This ruin was situated near the Rio Grande, twenty-three miles from Mule Spring, on the road to the Mimbres. Bartlett does not tell us how he learned that this was an early mission site, but from the pottery it is evident that it was an "ancient Indian settlement."
After having examined the configuration of the country through which Bartlett passed, and having compared it with statements in his description, the present writer thinks that Bartlett camped on May 1, 1853, near the Oldtown ruin and that the place then bore the name Pachetehu. This camp was nineteen [eighteen?] miles from Cow Spring and thirteen miles from the copper mines.
Bartlett records that he found, near his camp, "several old Indian encampments with their wigwams standing and about them fragments of pottery." Although not very definite, these references might apply either to the Oldtown ruin and some others a few miles up the river, or to more modern Apache dwellings.

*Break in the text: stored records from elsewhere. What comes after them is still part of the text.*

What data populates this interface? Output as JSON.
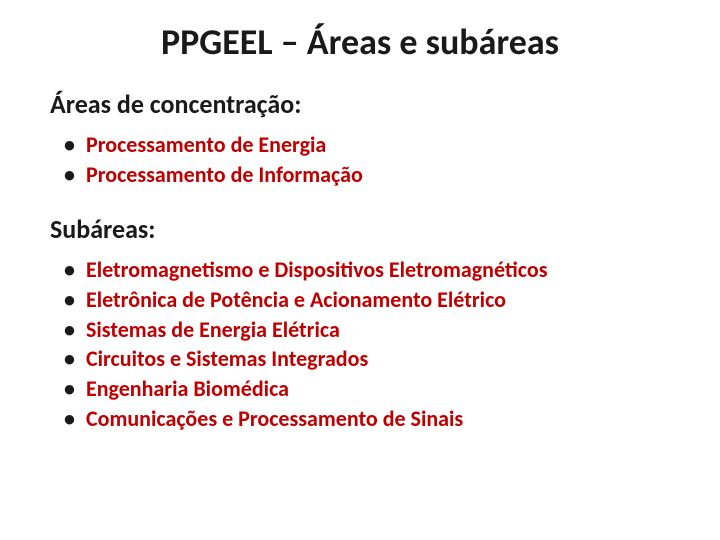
{
  "title": {
    "text": "PPGEEL – Áreas e subáreas",
    "fontsize": 36,
    "color_main": "#1a1a1a",
    "color_accent": "#c00000"
  },
  "section1": {
    "heading": "Áreas de concentração:",
    "heading_fontsize": 26,
    "heading_color": "#1a1a1a",
    "items": [
      {
        "text": "Processamento de Energia"
      },
      {
        "text": "Processamento de Informação"
      }
    ],
    "item_fontsize": 22,
    "item_color": "#c00000"
  },
  "section2": {
    "heading": "Subáreas:",
    "heading_fontsize": 26,
    "heading_color": "#1a1a1a",
    "items": [
      {
        "text": "Eletromagnetismo e Dispositivos Eletromagnéticos"
      },
      {
        "text": "Eletrônica de Potência e Acionamento Elétrico"
      },
      {
        "text": "Sistemas de Energia Elétrica"
      },
      {
        "text": "Circuitos e Sistemas Integrados"
      },
      {
        "text": "Engenharia Biomédica"
      },
      {
        "text": "Comunicações e Processamento de Sinais"
      }
    ],
    "item_fontsize": 22,
    "item_color": "#c00000"
  }
}
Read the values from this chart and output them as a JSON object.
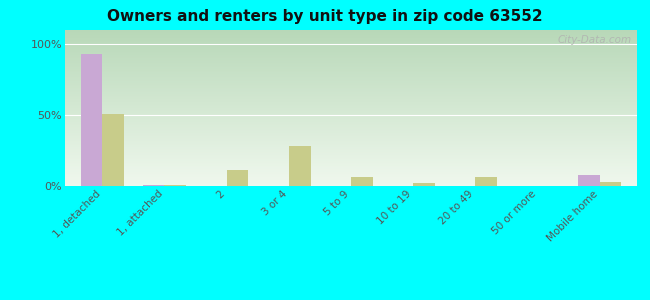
{
  "title": "Owners and renters by unit type in zip code 63552",
  "categories": [
    "1, detached",
    "1, attached",
    "2",
    "3 or 4",
    "5 to 9",
    "10 to 19",
    "20 to 49",
    "50 or more",
    "Mobile home"
  ],
  "owner_values": [
    93,
    1,
    0,
    0,
    0,
    0,
    0,
    0,
    8
  ],
  "renter_values": [
    51,
    1,
    11,
    28,
    6,
    2,
    6,
    0,
    3
  ],
  "owner_color": "#c9a8d4",
  "renter_color": "#c8cc8a",
  "outer_bg": "#00ffff",
  "yticks": [
    0,
    50,
    100
  ],
  "ylabels": [
    "0%",
    "50%",
    "100%"
  ],
  "ylim": [
    0,
    110
  ],
  "bar_width": 0.35,
  "watermark": "City-Data.com",
  "grad_top": "#b8d8b8",
  "grad_bottom": "#f0f8ee"
}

Mr. F. S. Dellenbaugh claims that Coronado, in 1540, passed through the valley of the Mimbres on his way to Cibola, and that this place was somewhere in this region, instead of at Zuñi, as taught by Bandelier and others. The present writer recognizes that the question of the route of Coronado is one for historical experts to answer, but believes that new facts regarding the ruins in the Mimbres may have a bearing upon this question and are desirable. While it can no longer be said in opposition to Dellenbaugh's theory that there are no ruins in the valley between Deming and the Mexican border, we have not yet been able to discover whether the ruins here described were or were not inhabited in 1540.
The fragmentary notice of the ruins in the Upper Mimbres and Silver City region by Bandelier is one of the best thus far published, although he denies the existence of ruins now known in the great stretch of desert from Deming to the Mexican boundary. Regarding the ruins on the Upper Mimbres, Bandelier writes:[4]
Toward this center of drainage the aboriginal villages on the Rio Mimbres have gravitated as far south nearly as the flow of water is now permanent. They are very abundant on both sides of the stream, wherever the high overhanging plateaux have left any habitable and tillable space; they do not seem to extend east as far as Cook's Range, but have penetrated into the Sierra Mimbres farther north, as far as twenty miles from the river eastward.... The total number of ruins scattered as far north as Hincks' Ranch on a stretch of about thirty miles along the Mimbres in the valley proper, I estimate at about sixty.... I have not seen a village whose population I should estimate at over one hundred, and the majority contained ten. They were built of rubble in mud or adobe mortar, the walls usually thin, with overwings, and a fireplace in the corner, formed by a recess bulging out of a wall. Toward the lower end of the permanent water course, the ruins are said to be somewhat extensive.
Professor U. Francis Duff, in an article on the "Ruins of the Mimbres Valley,"[5] adds a number of new sites to those mentioned above and contributes important additions to our knowledge of the prehistoric culture of the valley.
Dr. Walter Hough, who compiled from Bandelier and Duff, and made use of unpublished information furnished by Professor De Lashmutt and others, enumerates twenty-seven ruins in the Silver City and Mimbres region to which he assigns the numbers 147–174. Many more ruins[6] might have been included in this list, but it is not the author's purpose, at this time, to mention individual pueblo sites but rather to call attention to the evidences of ruins in the Lower Mimbres Valley as an introduction to the study of pottery there collected. The ruin from which the majority of the bowls here considered were obtained does not appear to have been mentioned by Bandelier, Duff, or Hough.
The last-mentioned author makes the following reference to figures on the pottery from the Mimbres region: "The decoration is mainly geometric. From the Mimbres he [Professor De Lashmutt] has seen a realistic design resembling a grasshopper, and from Fort Bayard another representing a four-legged creature. Mrs. Owen has a specimen from Fort Bayard bearing what is described as a 'fish design.'"[7] Dr. Hough likewise points out that
pottery from some sites [ruins] is also different from that of any other [Pueblo] region and is affiliated, in some respects, with that of the Casas Grandes, in Chihuahua which lies in the low foot-hills of Sierra Madre. This is especially true in reference to fragments of yellow ware found here [the Florida Mountains] which in both form and color of decoration is manifestly like that of Casas Grandes.[8]